Lichtenstein exposes the irony that society accepts these interiors as the ideal – that one can own a home without truly living in it.  Like Lichtenstein, many of Ken Price’s representations of interiors are stylized and boldly graphic in their rendering, and one of his ceramic sculptures often appears, with sly, biomorphic intent. In Mediterranean Lizard Cup, instead of blending in, his small cup, placed on the oversized table, becomes the focal point as opposed to merely being the decor. The works by Ann Hamilton directly bring the human element into this presentation of domesticity At first glance, Hamilton’s reach look like ancient rusted artifacts. Upon closer examination, the sculptures are spoons, but with elongated handles proportioned to fit the exact length of the human arm, and have holes in their centers, which thwart its standard functionality and give them a contradictory presence. 

Analia Saban’s series, Spilled Interiors, is also inspired by domestic objects, being formed by the use of stencils in the shape of pitchers. These stencils, instead of holding water, hold etching ink that is allowed to partially dry, and once placed through the printing press, the ink smears beyond their shapes onto the paper in unpredictable ways. Also included in the exhibition are her trompe l’oeil series Wood Floor on Wood, photo-etchings of wood grain, printed on wood. By bringing the floor up to the wall, the art material or domestic object is taken apart and reconstituted into something else, thereby twisting their function and challenging the “material integrity of objects.” 

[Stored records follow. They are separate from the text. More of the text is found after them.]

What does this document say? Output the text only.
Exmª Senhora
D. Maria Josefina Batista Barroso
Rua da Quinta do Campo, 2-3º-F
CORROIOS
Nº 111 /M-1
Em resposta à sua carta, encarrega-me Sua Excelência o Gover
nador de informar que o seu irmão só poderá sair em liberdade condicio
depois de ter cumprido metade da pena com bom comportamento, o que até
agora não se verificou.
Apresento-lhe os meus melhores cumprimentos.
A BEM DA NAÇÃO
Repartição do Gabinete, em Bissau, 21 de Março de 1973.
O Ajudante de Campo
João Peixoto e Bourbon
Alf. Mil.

A number of artists in this show engage with, and create, functional furniture. For Robert Rauschenberg, the chair was his way of making the viewer part of the art, and his Borealis Shares was created as exquisitelyrendered seating for two. Richard Tuttle’s Yellow Circle strives to bring the floor to the forefront, to raise the floor into our consciousness, and approaches the making of the ceramic tiles as he would printmaking, with pattern, composition and sequence playing an important role. Jonathan Borofsky takes his Berlin Dream, a drawing created while living in Berlin in the early 1980s, and creates a cylinder of light. Borofsky’s dream was a way for him to think about concepts of freedom, aggression, and division, and this lamp, illuminating the Berlin image printed on Mylar and sheathed in an acrylic tube, goes beyond the functional. For Ed and Nancy Kienholz, the found furniture in their assemblage sculptures is not necessarily functional. The Marriage Icon consists of an oak headboard embedded with Victorian-era postcards showing the different phases of courtship and married life.However, Kienholz adds a sexually explicit photo, and covers the entire artwork in dripping resin, thereby adding a countercultural, dark twist to the institution of marriage.